When my mother and I slept together again in a few nights she stroked my head and kissed my face a hundred times over and cried of how proud she was of me. So before I was nine I had learned the basic canon of Arab life. It was me against my brother; me and my brother against our father; my family against my cousins and the clan; the clan against the tribe; and the tribe against the world. And all of us against the infidel.

3


‘SUN, STAND THOU STILL at Gibeon; and thou, Moon, in the Valley of Ayalon.’ Thus, Joshua requested the light by which to smite his enemies.

The Village of Tabah occupies a small but strategic knoll in Ayalon, which has been described as both a valley and a plain. A German archaeological dig before the First World War determined that remnants of civilized man on this hillock dated back over four thousand years. If one were to come from the sea from Jaffa moving south and east toward Jerusalem, one would enter the plain through the twin guardian cities of Ramle and Lydda, where St. George the dragon slayer allegedly held court.

Ten miles into the plain one would come upon the knoll where the Village of Tabah stands sentinel as the gateway to Jerusalem. Beyond Tabah the road takes on a tortuous uphill route, snaking along the bed of a steep ravine known as the Bab el Wad. The Bab el Wad squirms a dozen miles to the outskirts of Jerusalem.

Before Joshua’s battle, this was ancient Canaan, a land bridge between the powers of the Fertile Crescent Mesopotamia and Egypt. Then, as today, the land of Canaan lay like a morsel between the jaws of a crocodile, a passageway for invading armies. Waves of Semitic tribes drifted or swarmed into Canaan and settled to create a prebiblical civilization of city-states that were eventually conquered and absorbed by the nomadic Hebrew tribes.

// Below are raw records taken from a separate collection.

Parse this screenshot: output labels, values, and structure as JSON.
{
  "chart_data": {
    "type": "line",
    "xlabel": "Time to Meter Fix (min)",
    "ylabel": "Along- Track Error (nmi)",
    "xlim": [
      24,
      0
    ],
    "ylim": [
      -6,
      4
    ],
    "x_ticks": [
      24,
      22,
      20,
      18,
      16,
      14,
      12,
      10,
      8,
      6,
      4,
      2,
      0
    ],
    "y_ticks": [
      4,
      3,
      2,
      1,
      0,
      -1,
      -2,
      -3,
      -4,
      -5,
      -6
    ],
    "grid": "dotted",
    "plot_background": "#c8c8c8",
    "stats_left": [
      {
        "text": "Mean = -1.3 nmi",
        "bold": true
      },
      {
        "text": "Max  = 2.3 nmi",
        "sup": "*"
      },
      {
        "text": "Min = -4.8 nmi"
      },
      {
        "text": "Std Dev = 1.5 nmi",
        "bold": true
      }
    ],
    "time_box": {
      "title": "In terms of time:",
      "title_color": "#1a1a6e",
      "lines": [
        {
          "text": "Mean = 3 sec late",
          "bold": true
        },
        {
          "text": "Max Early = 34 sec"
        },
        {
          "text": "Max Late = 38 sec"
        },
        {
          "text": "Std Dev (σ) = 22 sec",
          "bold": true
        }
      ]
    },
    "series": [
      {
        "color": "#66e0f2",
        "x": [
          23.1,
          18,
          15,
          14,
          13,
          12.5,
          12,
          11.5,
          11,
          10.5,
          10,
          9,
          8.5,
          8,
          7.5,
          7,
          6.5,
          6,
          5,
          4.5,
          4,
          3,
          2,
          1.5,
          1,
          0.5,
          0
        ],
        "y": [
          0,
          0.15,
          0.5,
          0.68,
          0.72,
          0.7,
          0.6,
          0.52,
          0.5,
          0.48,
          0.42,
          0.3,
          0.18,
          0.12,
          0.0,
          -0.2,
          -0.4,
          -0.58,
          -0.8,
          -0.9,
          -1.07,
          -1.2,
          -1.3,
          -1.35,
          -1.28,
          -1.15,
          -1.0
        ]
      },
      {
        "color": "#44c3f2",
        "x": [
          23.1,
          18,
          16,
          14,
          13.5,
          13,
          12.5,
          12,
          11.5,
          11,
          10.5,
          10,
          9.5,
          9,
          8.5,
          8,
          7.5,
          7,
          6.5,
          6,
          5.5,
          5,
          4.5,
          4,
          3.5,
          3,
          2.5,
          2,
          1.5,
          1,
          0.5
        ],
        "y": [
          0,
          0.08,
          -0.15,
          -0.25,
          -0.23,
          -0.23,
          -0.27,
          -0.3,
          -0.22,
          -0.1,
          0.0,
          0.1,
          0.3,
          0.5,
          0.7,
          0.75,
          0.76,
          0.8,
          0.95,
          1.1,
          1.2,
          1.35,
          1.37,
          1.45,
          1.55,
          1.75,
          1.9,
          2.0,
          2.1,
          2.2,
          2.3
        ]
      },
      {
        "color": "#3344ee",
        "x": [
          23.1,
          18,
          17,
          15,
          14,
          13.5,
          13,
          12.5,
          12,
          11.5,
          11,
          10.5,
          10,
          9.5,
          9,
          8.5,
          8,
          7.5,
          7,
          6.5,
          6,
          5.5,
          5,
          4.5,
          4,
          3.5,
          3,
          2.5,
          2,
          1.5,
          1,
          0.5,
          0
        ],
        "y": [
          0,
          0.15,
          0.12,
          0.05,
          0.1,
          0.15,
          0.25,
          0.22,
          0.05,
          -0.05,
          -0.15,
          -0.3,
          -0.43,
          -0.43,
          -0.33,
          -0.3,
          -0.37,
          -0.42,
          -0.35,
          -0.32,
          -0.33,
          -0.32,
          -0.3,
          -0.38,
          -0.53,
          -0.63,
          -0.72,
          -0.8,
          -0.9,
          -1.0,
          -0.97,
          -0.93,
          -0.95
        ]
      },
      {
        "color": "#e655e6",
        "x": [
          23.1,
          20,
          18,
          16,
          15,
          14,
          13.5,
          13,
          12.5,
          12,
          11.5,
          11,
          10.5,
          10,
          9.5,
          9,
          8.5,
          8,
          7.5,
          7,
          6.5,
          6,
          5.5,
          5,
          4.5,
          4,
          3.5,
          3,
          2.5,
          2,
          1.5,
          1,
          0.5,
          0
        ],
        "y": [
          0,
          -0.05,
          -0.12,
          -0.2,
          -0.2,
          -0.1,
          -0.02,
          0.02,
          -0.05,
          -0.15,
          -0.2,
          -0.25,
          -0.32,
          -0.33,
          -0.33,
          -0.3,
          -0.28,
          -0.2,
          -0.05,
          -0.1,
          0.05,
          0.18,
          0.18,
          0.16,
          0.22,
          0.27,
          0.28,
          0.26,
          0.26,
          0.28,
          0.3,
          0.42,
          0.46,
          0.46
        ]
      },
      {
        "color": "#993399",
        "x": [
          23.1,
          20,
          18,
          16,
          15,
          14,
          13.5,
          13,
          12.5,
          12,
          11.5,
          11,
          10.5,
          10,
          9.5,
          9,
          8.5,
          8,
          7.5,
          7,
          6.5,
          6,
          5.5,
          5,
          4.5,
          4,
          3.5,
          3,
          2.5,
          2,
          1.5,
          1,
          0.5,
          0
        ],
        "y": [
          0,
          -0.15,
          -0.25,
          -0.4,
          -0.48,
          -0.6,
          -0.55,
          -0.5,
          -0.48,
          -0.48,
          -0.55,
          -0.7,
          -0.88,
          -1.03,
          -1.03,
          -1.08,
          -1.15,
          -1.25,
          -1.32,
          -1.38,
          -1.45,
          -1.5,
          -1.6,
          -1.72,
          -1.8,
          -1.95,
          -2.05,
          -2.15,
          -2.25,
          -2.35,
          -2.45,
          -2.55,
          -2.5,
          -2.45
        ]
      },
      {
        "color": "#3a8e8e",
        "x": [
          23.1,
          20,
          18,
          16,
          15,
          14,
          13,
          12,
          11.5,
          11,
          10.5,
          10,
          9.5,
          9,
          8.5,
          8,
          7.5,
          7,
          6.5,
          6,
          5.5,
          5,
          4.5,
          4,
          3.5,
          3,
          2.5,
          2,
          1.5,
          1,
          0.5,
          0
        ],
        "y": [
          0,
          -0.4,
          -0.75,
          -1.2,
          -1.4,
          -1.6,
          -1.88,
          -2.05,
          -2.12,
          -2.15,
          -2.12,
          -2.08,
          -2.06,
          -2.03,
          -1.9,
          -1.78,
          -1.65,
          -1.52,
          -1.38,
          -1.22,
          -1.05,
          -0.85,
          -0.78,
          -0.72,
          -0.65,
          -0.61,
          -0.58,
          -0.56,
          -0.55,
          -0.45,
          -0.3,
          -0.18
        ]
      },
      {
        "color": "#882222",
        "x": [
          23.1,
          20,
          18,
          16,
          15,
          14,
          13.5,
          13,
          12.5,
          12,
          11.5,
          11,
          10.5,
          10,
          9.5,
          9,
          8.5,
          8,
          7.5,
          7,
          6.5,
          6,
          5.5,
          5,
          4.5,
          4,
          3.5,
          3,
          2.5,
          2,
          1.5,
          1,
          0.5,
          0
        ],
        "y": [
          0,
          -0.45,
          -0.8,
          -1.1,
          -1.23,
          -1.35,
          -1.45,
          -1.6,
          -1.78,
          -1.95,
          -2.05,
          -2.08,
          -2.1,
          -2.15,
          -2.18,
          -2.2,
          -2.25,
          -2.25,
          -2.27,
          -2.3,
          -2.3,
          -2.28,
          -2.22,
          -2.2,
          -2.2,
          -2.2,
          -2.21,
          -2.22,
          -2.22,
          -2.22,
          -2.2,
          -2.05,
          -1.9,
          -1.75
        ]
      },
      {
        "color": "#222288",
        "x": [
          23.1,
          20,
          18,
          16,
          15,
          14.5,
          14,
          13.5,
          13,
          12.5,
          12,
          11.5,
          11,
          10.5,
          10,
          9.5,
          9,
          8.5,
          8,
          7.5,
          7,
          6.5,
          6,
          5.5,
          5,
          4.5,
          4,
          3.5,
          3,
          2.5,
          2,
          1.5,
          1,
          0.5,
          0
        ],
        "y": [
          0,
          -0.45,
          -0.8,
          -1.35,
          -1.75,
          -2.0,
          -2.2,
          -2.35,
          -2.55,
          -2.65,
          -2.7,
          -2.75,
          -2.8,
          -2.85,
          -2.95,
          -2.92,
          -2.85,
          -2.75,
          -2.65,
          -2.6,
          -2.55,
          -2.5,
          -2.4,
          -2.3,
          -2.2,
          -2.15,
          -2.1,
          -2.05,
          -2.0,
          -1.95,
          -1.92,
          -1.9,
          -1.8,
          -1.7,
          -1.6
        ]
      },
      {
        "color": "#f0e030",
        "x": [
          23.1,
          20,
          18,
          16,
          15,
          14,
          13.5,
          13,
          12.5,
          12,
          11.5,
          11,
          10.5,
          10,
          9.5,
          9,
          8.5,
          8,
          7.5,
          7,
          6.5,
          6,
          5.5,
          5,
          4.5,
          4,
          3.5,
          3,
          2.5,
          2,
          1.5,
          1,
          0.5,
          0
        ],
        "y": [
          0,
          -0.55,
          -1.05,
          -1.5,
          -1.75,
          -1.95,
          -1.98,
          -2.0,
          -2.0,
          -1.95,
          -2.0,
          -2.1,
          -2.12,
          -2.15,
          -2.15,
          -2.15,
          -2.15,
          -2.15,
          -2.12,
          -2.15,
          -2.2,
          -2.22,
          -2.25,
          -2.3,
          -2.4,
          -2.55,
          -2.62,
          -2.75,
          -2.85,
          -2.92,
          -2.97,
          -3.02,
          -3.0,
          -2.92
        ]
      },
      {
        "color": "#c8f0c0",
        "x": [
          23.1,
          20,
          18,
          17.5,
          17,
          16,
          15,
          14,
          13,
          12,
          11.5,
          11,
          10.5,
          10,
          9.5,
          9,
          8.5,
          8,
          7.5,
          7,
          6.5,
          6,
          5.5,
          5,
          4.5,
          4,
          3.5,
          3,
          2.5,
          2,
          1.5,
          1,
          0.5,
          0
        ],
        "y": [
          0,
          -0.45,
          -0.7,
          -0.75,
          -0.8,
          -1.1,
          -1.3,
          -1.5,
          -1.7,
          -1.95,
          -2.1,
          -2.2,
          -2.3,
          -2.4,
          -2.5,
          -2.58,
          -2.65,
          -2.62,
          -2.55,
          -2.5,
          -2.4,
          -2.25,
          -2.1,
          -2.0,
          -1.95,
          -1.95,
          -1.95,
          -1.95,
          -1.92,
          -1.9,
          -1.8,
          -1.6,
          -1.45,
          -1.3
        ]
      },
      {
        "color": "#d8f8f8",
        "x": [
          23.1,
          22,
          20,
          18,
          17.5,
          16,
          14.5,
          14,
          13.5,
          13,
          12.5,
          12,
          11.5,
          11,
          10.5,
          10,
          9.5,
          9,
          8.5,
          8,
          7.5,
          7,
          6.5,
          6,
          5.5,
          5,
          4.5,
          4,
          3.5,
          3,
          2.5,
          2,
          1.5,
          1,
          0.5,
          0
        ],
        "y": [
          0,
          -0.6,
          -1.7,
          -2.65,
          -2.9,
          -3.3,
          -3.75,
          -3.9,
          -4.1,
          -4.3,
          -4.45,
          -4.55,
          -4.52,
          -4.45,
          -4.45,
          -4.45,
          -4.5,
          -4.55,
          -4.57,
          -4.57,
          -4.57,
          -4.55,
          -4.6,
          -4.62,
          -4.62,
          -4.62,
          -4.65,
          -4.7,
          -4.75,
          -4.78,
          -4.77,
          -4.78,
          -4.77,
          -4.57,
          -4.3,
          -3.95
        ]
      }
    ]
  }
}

After Joshua, the knoll of Tabah bore witness to the scourging armies of Assyria and Babylon, of Egypt and Persia, of Greece and Rome. It was the pale of the ill-fated Hebrew Tribe of Dan and the home of the errant Jewish judge, Samson. It knew the wheels of the Philistine chariot all too well.

It saw the great Jewish revolt against the Greeks, and here Judah, ‘the Hammerer,’ assembled his Maccabees for the assault to liberate Jerusalem.

It is said that Mohammed stopped at the knoll on his legendary overnight journey from Mecca to Jerusalem and back, riding his mythical horse, el-Buraq, which had the face of a woman, the tail of a peacock, and could gallop in a single stride as far as the eye could see. Mohammed, any villager will tell you, leaped from the knoll at Tabah and landed in Jerusalem.